“Wo bitte geht’s zu Gott? fragte das kleine Ferkel”, so lautet der Titel eines Kinderbuchs, das ich gerne meinen Enkelkindern schenken würde. Das Problem ist, ich habe noch keine solchen und vielleicht darf ich das auch nicht mehr. Die deutsche Bundesprüfstelle für jungendgefährdende Medien hat sich am Donnerstag nämlich mit dem Büchlein auseinandergesetzt. Die Bundes-Familienministerin stellte den Antrag, das religionskritische Buch auf den Index zu setzen. Das Buch sei antisemitisch und sozialethisch desorientierend. Werden meine zukünftigen Enkel ohne dieses harmlose Büchlein aufwachsen müssen?…

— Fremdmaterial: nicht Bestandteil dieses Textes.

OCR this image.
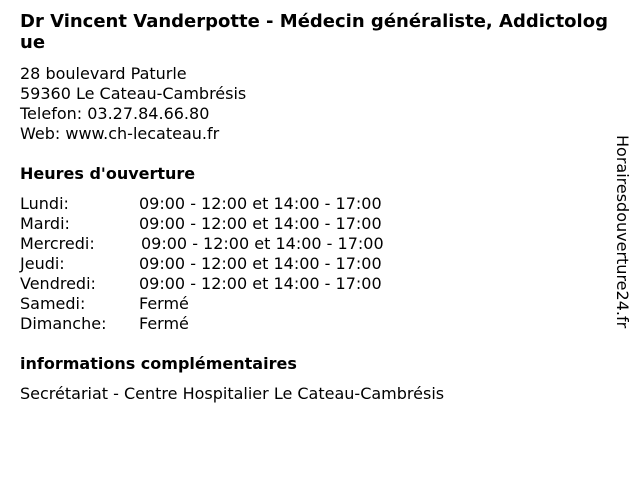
Dr Vincent Vanderpotte - Médecin généraliste, Addictologue
28 boulevard Paturle
59360 Le Cateau-Cambrésis
Telefon: 03.27.84.66.80
Web: www.ch-lecateau.fr
Heures d'ouverture
Lundi:	09:00 - 12:00 et 14:00 - 17:00
Mardi:	09:00 - 12:00 et 14:00 - 17:00
Mercredi:	09:00 - 12:00 et 14:00 - 17:00
Jeudi:	09:00 - 12:00 et 14:00 - 17:00
Vendredi:	09:00 - 12:00 et 14:00 - 17:00
Samedi:	Fermé
Dimanche: Fermé
informations complémentaires
Secrétariat - Centre Hospitalier Le Cateau-Cambrésis
Horairesdouverture24.fr
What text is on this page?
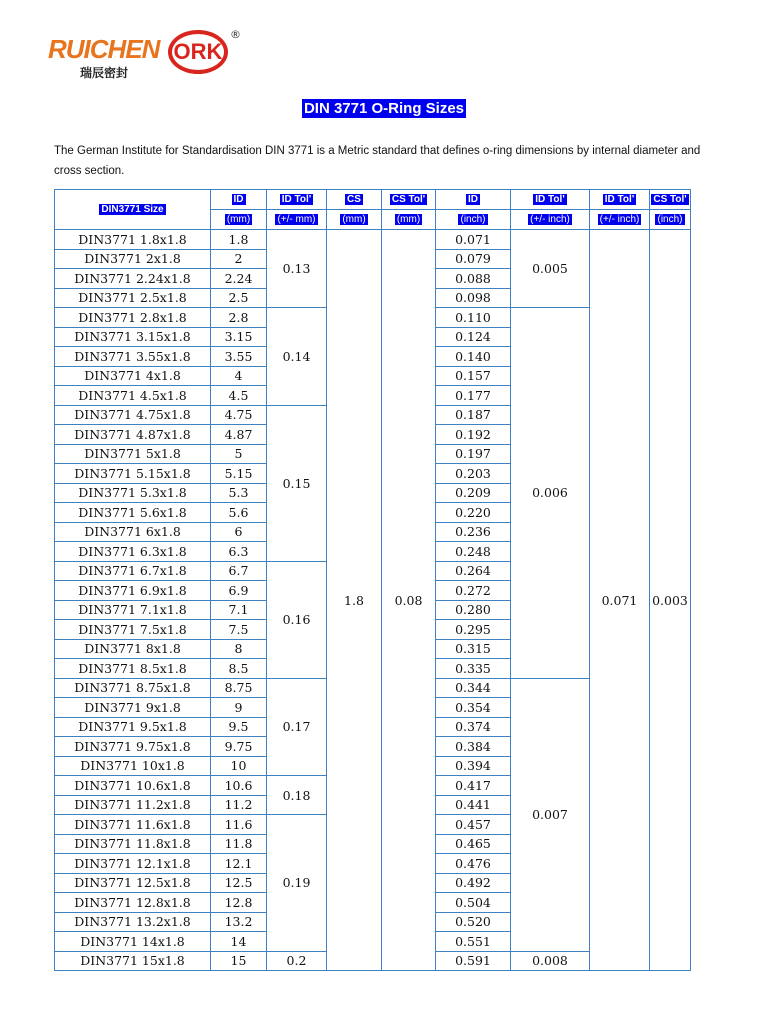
RUICHEN
瑞辰密封
ORK
®
DIN 3771 O-Ring Sizes
The German Institute for Standardisation DIN 3771 is a Metric standard that defines o-ring dimensions by internal diameter and cross section.
DIN3771 Size	ID	ID Tol'	CS	CS Tol'	ID	ID Tol'	ID Tol'	CS Tol'
	(mm)	(+/- mm)	(mm)	(mm)	(inch)	(+/- inch)	(+/- inch)	(inch)
DIN3771 1.8x1.8	1.8	0.13	1.8	0.08	0.071	0.005	0.071	0.003
DIN3771 2x1.8	2				0.079			
DIN3771 2.24x1.8	2.24				0.088			
DIN3771 2.5x1.8	2.5				0.098			
DIN3771 2.8x1.8	2.8	0.14			0.110	0.006		
DIN3771 3.15x1.8	3.15				0.124			
DIN3771 3.55x1.8	3.55				0.140			
DIN3771 4x1.8	4				0.157			
DIN3771 4.5x1.8	4.5				0.177			
DIN3771 4.75x1.8	4.75	0.15			0.187			
DIN3771 4.87x1.8	4.87				0.192			
DIN3771 5x1.8	5				0.197			
DIN3771 5.15x1.8	5.15				0.203			
DIN3771 5.3x1.8	5.3				0.209			
DIN3771 5.6x1.8	5.6				0.220			
DIN3771 6x1.8	6				0.236			
DIN3771 6.3x1.8	6.3				0.248			
DIN3771 6.7x1.8	6.7	0.16			0.264			
DIN3771 6.9x1.8	6.9				0.272			
DIN3771 7.1x1.8	7.1				0.280			
DIN3771 7.5x1.8	7.5				0.295			
DIN3771 8x1.8	8				0.315			
DIN3771 8.5x1.8	8.5				0.335			
DIN3771 8.75x1.8	8.75	0.17			0.344	0.007		
DIN3771 9x1.8	9				0.354			
DIN3771 9.5x1.8	9.5				0.374			
DIN3771 9.75x1.8	9.75				0.384			
DIN3771 10x1.8	10				0.394			
DIN3771 10.6x1.8	10.6	0.18			0.417			
DIN3771 11.2x1.8	11.2				0.441			
DIN3771 11.6x1.8	11.6	0.19			0.457			
DIN3771 11.8x1.8	11.8				0.465			
DIN3771 12.1x1.8	12.1				0.476			
DIN3771 12.5x1.8	12.5				0.492			
DIN3771 12.8x1.8	12.8				0.504			
DIN3771 13.2x1.8	13.2				0.520			
DIN3771 14x1.8	14				0.551			
DIN3771 15x1.8	15	0.2			0.591	0.008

Das ist zur Zeit nicht klar, da der Abgabetermin dieser Kolumne früher war, was keine Rolle spielt. Die Ferkelei ist nicht rückgängig zu machen. Auch wenn die deutschen Wächter über die Kinderseele hoffentlich den letzten Funken Verstand benutzen, ist intellektueller Schaden angerichtet. Zudem ist noch eine Strafanzeige vom Bistum Rottenburg-Stuttgart gegen das Ferkel-Buch hängig. Das Bistum hat sich vor allem darüber aufgeregt, dass im Büchlein katholische Christen als „Menschenfresser“ tituliert werden. Das kleine Ferkel sagt nämlich zu seinem Freund dem Igel: “Wenn die schon den Sohn vom Herrn Gott verspeisen, wer weiss, was die kleinen Igeln und Ferkeln antun…” Das Bistum findet, der Tatbestand der Beleidigung sei erfüllt, schliesslich gehe es um Transsubstantiation. Mich haben Hostien auch immer ein wenig geekelt. Ich habe mich gewundert, wie Fleisch und Blut in eine fade, farblos Oblate hinein gelangt. Die Transsubstantiation wurde später noch suspekter, da dem Messdiener auffiel, dass die Herstellung von göttlichem Blut wesentlich mehr Wein als Wasser benötigte. Halten wir fest, die Bibel und Kinderbücher taugen beide offensichtlich nicht dazu, komplexe theologische Erkenntnisse zu erläutern. Vielleicht sind einige Erwachsene zu alt, um Kinderbücher zu lesen, und einige Kinder zu jung, um die Bibel zu lesen?
Der bundesministerielle Indizierungsantrag basiert auf einem Paragraphen wonach Medien Jugend gefährdend sind, wenn sie unsittlich sind, verrohend wirken und zu Gewalttätigkeit, Verbrechen oder Rassenhass anreizen. Ich habe das Kinderbuch gelesen, ohne dass dieser Eindruck entstanden wäre. Das erste Buch, das mir allerdings zu diesem Paragraphen spontan einfällt, ist die Bibel. Ich finde es unsittlich, wenn Väter beschrieben werden, die ihre Kinder abschlachten. Vieles was mir so einfällt, was Moses, vom Berge hinunter steigend, sah, könnte auf Kinder möglicherweise verrohend wirken. Nie würde ich meinen Enkeln vorlesen, dass Lot zwei Engel vor einer Vergewaltigung rettete indem er seine jungfräulichen Töchter dem Pöbel überliess. Die Gewalttätigkeiten in der Bibel, angefangen vom Brudermord bis zum Kreuzigung, werden nicht nur gedruckt, sondern hängen in manchen Familien über dem Esstisch. Es gibt schliesslich genügend Zeitgenossen, die der Ansicht sind, der Judenhass könnte etwas mit Judas dem Verräter zu tun haben und der irrigen Ansicht, die Juden hätten den Propheten der Christen getötet. Trotzdem erinnere ich mich, dass mir dieses Buch in zartem Alter als Bettlektüre empfohlen wurde. Allerdings habe ich bis heute keinen Antrag zur Indizierung der Bibel gefunden.
Also unabhängig davon, ob das gottlose Kinderbüchlein nun auf die Liste gesetzt ist oder nicht, bleibt die Frage, ob sich über etwas lustig machen ein höher einzustufendes Recht ist, als die beleidigte Wurst zu spielen? Es stimmt, in diesem Kinderbuch sind die Monotheisten nicht respektvoll gezeichnet. Den Atheisten muss man aber zu Gute halten, dass sie bis anhin keinen Respekt verlangt haben. Menschen die an das Irrationale glauben, haben Toleranz verdient, die Frage ist, ob sie auch Respekt verdient haben? Toleranz und Respekt sollten nicht verwechselt werden: Wer Respekt will, will auch Macht. Gehört die Macht in den Schoss der Irrationalität?
Erschienen in der NZZ am Sonntag am 09. März 2008.